Nygren sees himself as a young, energetic diplomat set on running the government more efficiently and partnering with tribal lawmakers on initiatives. He said the Navajo Nation’s internal regulations have stalled economic development, and the tribe hasn’t honed in on tourism as a major revenue source.
“If you come in very hard-headed and ‘my way or the highway,’ the Navajo Nation Council will put you in check just as quick as you can in,” said Nygren who has a background in construction management.
Jones said he already knows what the problems are with the tribal government as an attorney who has sued over elections, the Navajo preference in employment law and other things. He’s staking his platform on supporting small business like vendors at flea markets, janitorial services, waste management companies and contractors.

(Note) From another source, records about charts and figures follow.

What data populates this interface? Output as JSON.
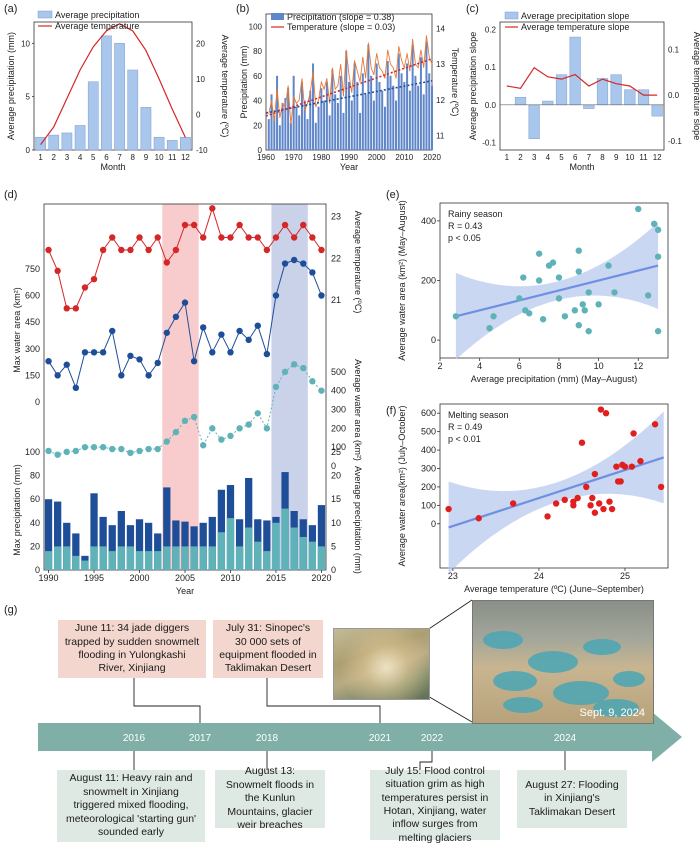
{
  "panel_labels": [
    "(a)",
    "(b)",
    "(c)",
    "(d)",
    "(e)",
    "(f)",
    "(g)"
  ],
  "colors": {
    "bar_blue": "#a9c6ec",
    "red": "#d62728",
    "navy": "#1f4e99",
    "teal": "#5fb3b8",
    "pink_band": "#f7c3c3",
    "blue_band": "#c3cde6",
    "timeline": "#7fafa6"
  },
  "chart_data": [
    {
      "id": "a",
      "type": "bar",
      "categories": [
        "1",
        "2",
        "3",
        "4",
        "5",
        "6",
        "7",
        "8",
        "9",
        "10",
        "11",
        "12"
      ],
      "series": [
        {
          "name": "Average precipitation",
          "values": [
            1.2,
            1.4,
            1.6,
            2.3,
            6.4,
            10.7,
            10.0,
            7.5,
            4.0,
            1.2,
            0.9,
            1.2
          ]
        },
        {
          "name": "Average temperature",
          "values": [
            -8.5,
            -3.5,
            4.5,
            12.5,
            19.0,
            23.5,
            25.5,
            23.5,
            18.0,
            10.0,
            1.5,
            -6.5
          ]
        }
      ],
      "xlabel": "Month",
      "ylabel": "Average precipitation (mm)",
      "ylabel_right": "Average temperature (ºC)",
      "ylim": [
        0,
        12
      ],
      "ylim_right": [
        -10,
        26
      ],
      "yticks": [
        "0",
        "5",
        "10"
      ],
      "yticks_right": [
        "-10",
        "0",
        "10",
        "20"
      ]
    },
    {
      "id": "b",
      "type": "bar",
      "x_start": 1961,
      "series": [
        {
          "name": "Precipitation (slope = 0.38)",
          "values": [
            25,
            45,
            28,
            60,
            20,
            38,
            42,
            50,
            22,
            60,
            35,
            28,
            55,
            40,
            25,
            48,
            70,
            22,
            35,
            50,
            40,
            55,
            28,
            65,
            45,
            38,
            60,
            30,
            80,
            55,
            40,
            70,
            55,
            30,
            62,
            45,
            85,
            60,
            40,
            70,
            55,
            48,
            35,
            72,
            60,
            52,
            40,
            78,
            62,
            55,
            70,
            48,
            85,
            60,
            52,
            75,
            45,
            88,
            62,
            52
          ]
        },
        {
          "name": "Temperature (slope = 0.03)",
          "values": [
            11.6,
            12.0,
            11.4,
            12.3,
            11.5,
            11.9,
            11.8,
            12.4,
            11.3,
            12.1,
            11.9,
            12.0,
            12.6,
            11.7,
            11.9,
            12.2,
            12.8,
            11.8,
            12.0,
            12.5,
            12.3,
            12.6,
            11.9,
            12.9,
            12.3,
            12.4,
            13.0,
            12.1,
            13.4,
            12.7,
            12.2,
            13.1,
            12.8,
            12.5,
            13.2,
            12.6,
            13.6,
            12.9,
            12.7,
            13.3,
            12.9,
            12.8,
            12.6,
            13.4,
            13.0,
            12.9,
            12.6,
            13.5,
            13.1,
            12.9,
            13.3,
            12.8,
            13.7,
            13.0,
            12.9,
            13.4,
            12.9,
            13.8,
            13.2,
            13.0
          ]
        }
      ],
      "xlabel": "Year",
      "ylabel": "Precipitation (mm)",
      "ylabel_right": "Temperature (ºC)",
      "xticks": [
        "1960",
        "1970",
        "1980",
        "1990",
        "2000",
        "2010",
        "2020"
      ],
      "yticks": [
        "0",
        "20",
        "40",
        "60",
        "80",
        "100"
      ],
      "yticks_right": [
        "11",
        "12",
        "13",
        "14"
      ],
      "ylim": [
        0,
        110
      ],
      "ylim_right": [
        10.6,
        14.4
      ]
    },
    {
      "id": "c",
      "type": "bar",
      "categories": [
        "1",
        "2",
        "3",
        "4",
        "5",
        "6",
        "7",
        "8",
        "9",
        "10",
        "11",
        "12"
      ],
      "series": [
        {
          "name": "Average precipitation slope",
          "values": [
            0.0,
            0.02,
            -0.09,
            0.01,
            0.08,
            0.18,
            -0.01,
            0.07,
            0.08,
            0.04,
            0.04,
            -0.03
          ]
        },
        {
          "name": "Average temperature slope",
          "values": [
            0.02,
            0.015,
            0.06,
            0.04,
            0.035,
            0.045,
            0.02,
            0.035,
            0.025,
            0.02,
            0.0,
            0.0
          ]
        }
      ],
      "xlabel": "Month",
      "ylabel": "Average precipitation slope",
      "ylabel_right": "Average temperature slope",
      "yticks": [
        "-0.1",
        "0.0",
        "0.1",
        "0.2"
      ],
      "yticks_right": [
        "-0.1",
        "0.0",
        "0.1"
      ],
      "ylim": [
        -0.12,
        0.22
      ],
      "ylim_right": [
        -0.12,
        0.16
      ]
    },
    {
      "id": "d",
      "type": "line",
      "x_years": [
        1990,
        1991,
        1992,
        1993,
        1994,
        1995,
        1996,
        1997,
        1998,
        1999,
        2000,
        2001,
        2002,
        2003,
        2004,
        2005,
        2006,
        2007,
        2008,
        2009,
        2010,
        2011,
        2012,
        2013,
        2014,
        2015,
        2016,
        2017,
        2018,
        2019,
        2020
      ],
      "xticks": [
        "1990",
        "1995",
        "2000",
        "2005",
        "2010",
        "2015",
        "2020"
      ],
      "xlabel": "Year",
      "series": [
        {
          "name": "Average temperature",
          "axis_label": "Average temperature (ºC)",
          "values": [
            22.2,
            21.7,
            20.8,
            20.8,
            21.3,
            21.5,
            22.2,
            22.5,
            22.2,
            22.2,
            22.5,
            22.2,
            22.5,
            21.9,
            22.2,
            22.8,
            22.8,
            22.5,
            23.2,
            22.5,
            22.5,
            22.8,
            22.5,
            22.5,
            22.2,
            22.5,
            22.8,
            22.5,
            22.8,
            22.5,
            22.2
          ],
          "ticks": [
            "21",
            "22",
            "23"
          ]
        },
        {
          "name": "Max water area",
          "axis_label": "Max water area (km²)",
          "values": [
            230,
            150,
            210,
            80,
            280,
            280,
            280,
            400,
            150,
            260,
            240,
            150,
            220,
            390,
            480,
            560,
            230,
            420,
            280,
            380,
            280,
            400,
            350,
            430,
            270,
            600,
            780,
            800,
            780,
            730,
            600
          ],
          "ticks": [
            "0",
            "150",
            "300",
            "450",
            "600",
            "750"
          ]
        },
        {
          "name": "Average water area",
          "axis_label": "Average water area (km²)",
          "values": [
            80,
            60,
            75,
            80,
            100,
            100,
            100,
            90,
            90,
            70,
            80,
            90,
            90,
            130,
            180,
            240,
            260,
            110,
            200,
            140,
            160,
            200,
            220,
            280,
            200,
            420,
            500,
            540,
            520,
            450,
            400
          ],
          "ticks": [
            "0",
            "100",
            "200",
            "300",
            "400",
            "500"
          ]
        },
        {
          "name": "Max precipitation",
          "axis_label": "Max precipitation (mm)",
          "values": [
            60,
            58,
            40,
            31,
            12,
            65,
            45,
            38,
            50,
            38,
            43,
            40,
            31,
            70,
            42,
            41,
            37,
            40,
            45,
            68,
            72,
            43,
            78,
            43,
            42,
            45,
            83,
            50,
            43,
            38,
            55
          ],
          "ticks": [
            "0",
            "20",
            "40",
            "60",
            "80",
            "100"
          ]
        },
        {
          "name": "Average precipitation",
          "axis_label": "Average precipitation (mm)",
          "values": [
            4,
            5,
            5,
            3,
            2,
            5,
            5,
            4,
            5,
            5,
            4,
            4,
            4,
            5,
            5,
            5,
            5,
            5,
            5,
            8,
            11,
            5,
            9,
            6,
            4,
            10,
            13,
            9,
            7,
            6,
            5
          ],
          "ticks": [
            "0",
            "5",
            "10",
            "15",
            "20",
            "25"
          ]
        }
      ],
      "shaded_periods": [
        [
          "2003",
          "2006"
        ],
        [
          "2015",
          "2018"
        ]
      ]
    },
    {
      "id": "e",
      "type": "scatter",
      "annotation": [
        "Rainy season",
        "R = 0.43",
        "p < 0.05"
      ],
      "xlabel": "Average precipitation (mm) (May–August)",
      "ylabel": "Average water area (km²) (May–August)",
      "xticks": [
        "2",
        "4",
        "6",
        "8",
        "10",
        "12"
      ],
      "yticks": [
        "0",
        "200",
        "400"
      ],
      "xlim": [
        2,
        13.5
      ],
      "ylim": [
        -60,
        460
      ],
      "points": [
        [
          2.8,
          80
        ],
        [
          4.5,
          40
        ],
        [
          4.7,
          80
        ],
        [
          6,
          140
        ],
        [
          6.2,
          210
        ],
        [
          6.3,
          100
        ],
        [
          6.5,
          90
        ],
        [
          7,
          200
        ],
        [
          7,
          290
        ],
        [
          7.2,
          70
        ],
        [
          7.5,
          250
        ],
        [
          7.7,
          260
        ],
        [
          8,
          210
        ],
        [
          8,
          140
        ],
        [
          8.3,
          80
        ],
        [
          8.8,
          100
        ],
        [
          9,
          230
        ],
        [
          9,
          300
        ],
        [
          9,
          50
        ],
        [
          9.2,
          120
        ],
        [
          9.3,
          100
        ],
        [
          9.5,
          30
        ],
        [
          9.5,
          160
        ],
        [
          10,
          120
        ],
        [
          10.5,
          250
        ],
        [
          10.8,
          160
        ],
        [
          12,
          440
        ],
        [
          12.5,
          150
        ],
        [
          12.8,
          390
        ],
        [
          13,
          370
        ],
        [
          13,
          280
        ],
        [
          13,
          30
        ]
      ],
      "fit": [
        [
          2.8,
          80
        ],
        [
          13,
          250
        ]
      ]
    },
    {
      "id": "f",
      "type": "scatter",
      "annotation": [
        "Melting season",
        "R = 0.49",
        "p < 0.01"
      ],
      "xlabel": "Average temperature (ºC) (June–September)",
      "ylabel": "Average water area(km²) (July–October)",
      "xticks": [
        "23",
        "24",
        "25"
      ],
      "yticks": [
        "0",
        "100",
        "200",
        "300",
        "400",
        "500",
        "600"
      ],
      "xlim": [
        22.85,
        25.5
      ],
      "ylim": [
        -240,
        650
      ],
      "points": [
        [
          22.95,
          80
        ],
        [
          23.3,
          30
        ],
        [
          23.7,
          110
        ],
        [
          24.1,
          40
        ],
        [
          24.2,
          110
        ],
        [
          24.3,
          130
        ],
        [
          24.4,
          100
        ],
        [
          24.4,
          120
        ],
        [
          24.45,
          140
        ],
        [
          24.5,
          440
        ],
        [
          24.55,
          200
        ],
        [
          24.6,
          100
        ],
        [
          24.62,
          140
        ],
        [
          24.65,
          270
        ],
        [
          24.65,
          60
        ],
        [
          24.7,
          110
        ],
        [
          24.72,
          620
        ],
        [
          24.75,
          80
        ],
        [
          24.78,
          600
        ],
        [
          24.82,
          120
        ],
        [
          24.85,
          80
        ],
        [
          24.9,
          310
        ],
        [
          24.92,
          230
        ],
        [
          24.95,
          230
        ],
        [
          24.97,
          320
        ],
        [
          25,
          310
        ],
        [
          25.08,
          310
        ],
        [
          25.1,
          490
        ],
        [
          25.18,
          340
        ],
        [
          25.35,
          540
        ],
        [
          25.42,
          200
        ]
      ],
      "fit": [
        [
          22.95,
          -20
        ],
        [
          25.45,
          360
        ]
      ]
    }
  ],
  "timeline": {
    "years": [
      "2016",
      "2017",
      "2018",
      "2021",
      "2022",
      "2024"
    ],
    "events_top": [
      "June 11: 34 jade diggers trapped by sudden snowmelt flooding in Yulongkashi River, Xinjiang",
      "July 31: Sinopec's 30 000 sets of equipment flooded in Taklimakan Desert"
    ],
    "events_bottom": [
      "August 11: Heavy rain and snowmelt in Xinjiang triggered mixed flooding, meteorological 'starting gun' sounded early",
      "August 13: Snowmelt floods in the Kunlun Mountains, glacier weir breaches",
      "July 15: Flood control situation grim as high temperatures persist in Hotan, Xinjiang, water inflow surges from melting glaciers",
      "August 27: Flooding in Xinjiang's Taklimakan Desert"
    ],
    "photo_caption": "Sept. 9, 2024"
  }
}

“Once the Navajo-owned businesses get on their feet, they’re going to start hiring Navajo people,” he said. “That means the Navajo dollar is going to stay around.”
Dayish is one of the only veteran politicians in the group and has work experience in the housing, mining, aeronautical, and health care industries. He ran for president in 2006 but came in third behind Lovejoy. He has set a goal to boost the number of homes with electricity and running water, high school and college graduates and the tribal budget by 5 percentage points.
“At least we have a target,” he said. “Obviously we want to go 100%, but based on all of the regulations, all the funding limitations, that’s what we would be confronted with.”
The other candidates are: Greg Bigman, chairman of the Diné College Board of Regents; Ts’ah Bii Kin Chapter manager Earl Sombrero; and Dineh Benally and Kevin Cody, both of whom sought the tribal presidency in 2018.